Chaque jour, 30 familles flamandes sont menacées d’expulsion

Chaque année, des milliers de ménages doivent quitter leur logement, en Flandre. Ce sont des locataires qui ne sont plus en mesure de payer le loyer. Ils se réfugient chez des proches ou finissent dans la rue. Parfois, ils partent sous la contrainte judiciaire, souvent même, par crainte des frais de justice, avant que la médiation du CPAS ne puisse avoir lieu. Le magazine de reportage Pano (Eén - VRT) reviendra ce mercredi soir à 21h25 sur ce sujet.

Les chiffres relatifs aux expulsions sont publiés chaque année par l'Association des villes et communes flamandes (VVSG). Cette dernière recueille les données de tous les CPAS de Flandre.
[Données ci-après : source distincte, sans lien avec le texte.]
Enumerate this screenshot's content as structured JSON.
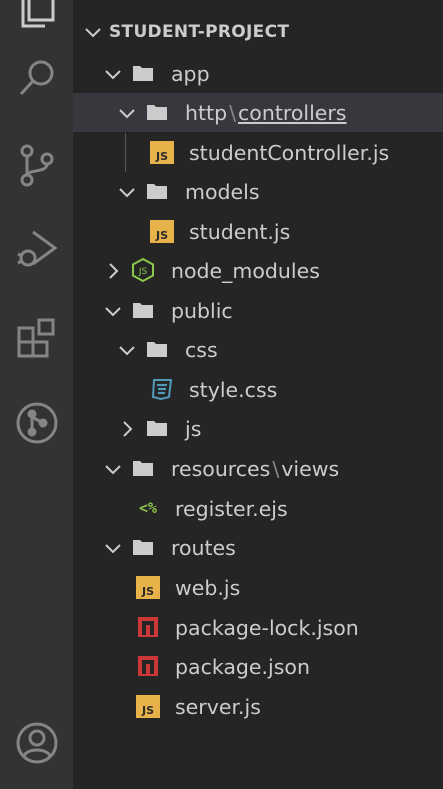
{
  "colors": {
    "activitybar_bg": "#333333",
    "sidebar_bg": "#252526",
    "selected_row": "#37373d",
    "text": "#cccccc",
    "icon": "#858585",
    "js_yellow": "#e7b24a",
    "npm_red": "#cb3837",
    "css_blue": "#519aba",
    "ejs_green": "#8dc149",
    "node_green": "#8cc84b"
  },
  "activitybar": {
    "items": [
      {
        "name": "explorer-icon"
      },
      {
        "name": "search-icon"
      },
      {
        "name": "source-control-icon"
      },
      {
        "name": "run-debug-icon"
      },
      {
        "name": "extensions-icon"
      },
      {
        "name": "git-graph-icon"
      },
      {
        "name": "accounts-icon"
      }
    ]
  },
  "explorer": {
    "section_title": "STUDENT-PROJECT",
    "items": [
      {
        "label": "app",
        "type": "folder",
        "expanded": true
      },
      {
        "label": "http",
        "label2": "controllers",
        "type": "folder",
        "expanded": true,
        "selected": true
      },
      {
        "label": "studentController.js",
        "type": "js",
        "js_badge": "JS"
      },
      {
        "label": "models",
        "type": "folder",
        "expanded": true
      },
      {
        "label": "student.js",
        "type": "js",
        "js_badge": "JS"
      },
      {
        "label": "node_modules",
        "type": "node",
        "expanded": false
      },
      {
        "label": "public",
        "type": "folder",
        "expanded": true
      },
      {
        "label": "css",
        "type": "folder",
        "expanded": true
      },
      {
        "label": "style.css",
        "type": "css"
      },
      {
        "label": "js",
        "type": "folder",
        "expanded": false
      },
      {
        "label": "resources",
        "label2": "views",
        "type": "folder",
        "expanded": true
      },
      {
        "label": "register.ejs",
        "type": "ejs",
        "ejs_glyph": "<%"
      },
      {
        "label": "routes",
        "type": "folder",
        "expanded": true
      },
      {
        "label": "web.js",
        "type": "js",
        "js_badge": "JS"
      },
      {
        "label": "package-lock.json",
        "type": "npm"
      },
      {
        "label": "package.json",
        "type": "npm"
      },
      {
        "label": "server.js",
        "type": "js",
        "js_badge": "JS"
      }
    ]
  }
}
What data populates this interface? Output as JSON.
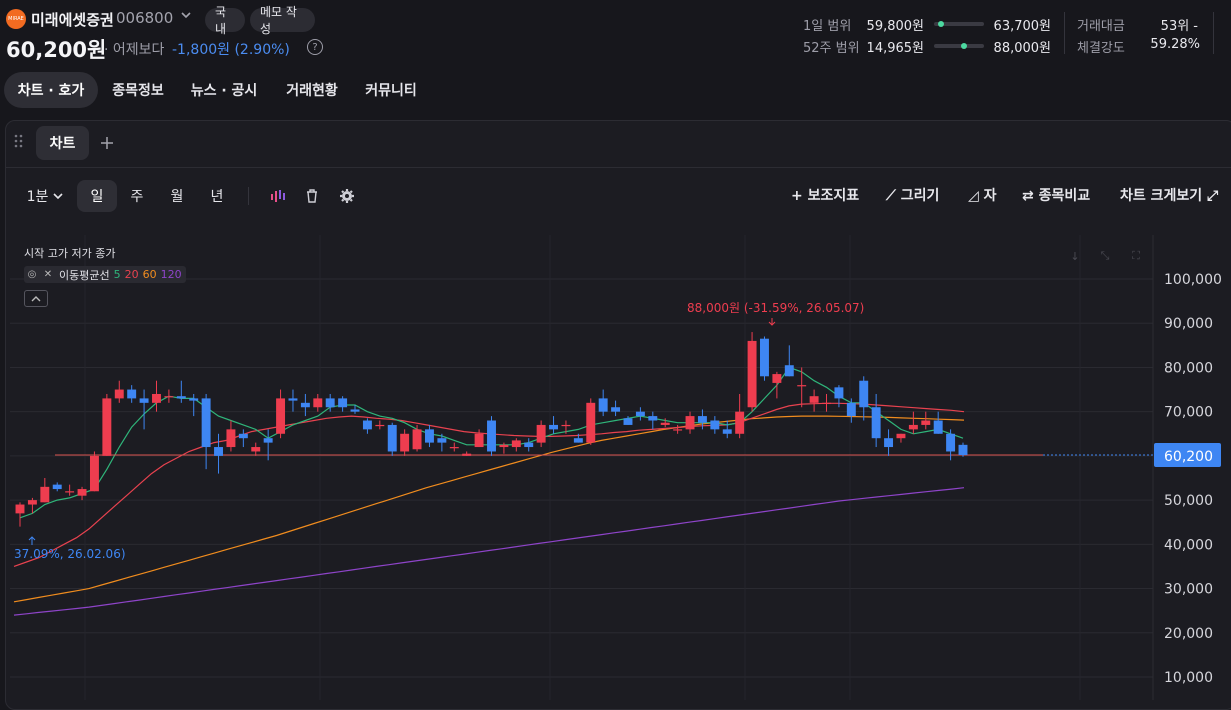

Lorsque un propriétaire est confronté à un locataire qui ne paie plus son loyer, il peut s'adresser au juge de paix. Ce dernier contactera le CPAS pour trouver une solution par la médiation. Cela permet aux CPAS d’avoir une idée du nombre d'expulsions. "C'est troublant ", dit Nathalie De Bast de VVSG. "220 familles par semaine doivent entendre qu'elles perdront leur logement et ce chiffre est stable depuis des années. L'année dernière un peu moins, l'année précédente un peu plus et avant cela un peu moins.... il n'y a pas d'amélioration structurelle, le chiffre tourne toujours autour de 12.000 ménages par an".

Quelles sont les personnes qui se font expulser ?

Il n’est pas possible de classer ces personnes de manière claire. Il s'agit toujours de gens qui disposent de peu ou pas de réserve d’argent. En cas de revers, ils ne peuvent pas compter sur leur épargne ni sur l'aide de leurs parents ou d'autres membres de leur famille. Dans de nombreux cas, ils disposent en fait d’un revenu trop faible pour le marché locatif privé, mais ce sont tout aussi bien des personnes qui, de manière inattendue, ont des ennuis à cause, par exemple, d'un divorce, d'un licenciement ou d'une maladie.

Qu’advient-il de ces personnes ?

Le propriétaire de la maison s'adresse au juge de paix, qui communique avec le CPAS et lui demande de mener une médiation. Parfois, il est possible de mettre en place un plan d'échelonnement des paiements, un accompagnement peut aussi être fait afin que ces personnes puissent se maintenir en dehors du rouge.

Mais dans la pratique, cela s'avère généralement infructueux. Le conflit entre locataire et propriétaire est souvent déjà trop important. De plus, certains quittent leur logement avant que la médiation n’ait commencé. Ils craignent des frais de justice qui pourraient les endetter encore plus.

Après leur expulsion, ils se retrouvent ou bien chez de la famille ou chez des amis dans une situation de dépendance peu enviable. D'autres finissent au refuge pour sans-abri ou littéralement dans la rue.

Que disent ces chiffres encore ?

La pauvreté est un problème en Flandre. Peu de mesures structurelles sont prises. Le VVSG, les organisations de lutte contre la pauvreté et des chercheurs le dénoncent depuis des années.

Ils réfléchissent également aux solutions possibles. Parfois, le gouvernement fait des promesses ou prend des engagements (comme réduire de moitié la pauvreté des enfants d'ici 2020), mais dans la pratique cela n'aboutit pas.

Les chiffres ne mentent pas à ce sujet : l'indice de pauvreté des enfants et des familles montre combien d'enfants de 0 à 3 ans grandissent dans la pauvreté. En 2017, l'indice de pauvreté infantile pour la Région flamande était de 13,76%, soit 0,94 % de plus qu'en 2016.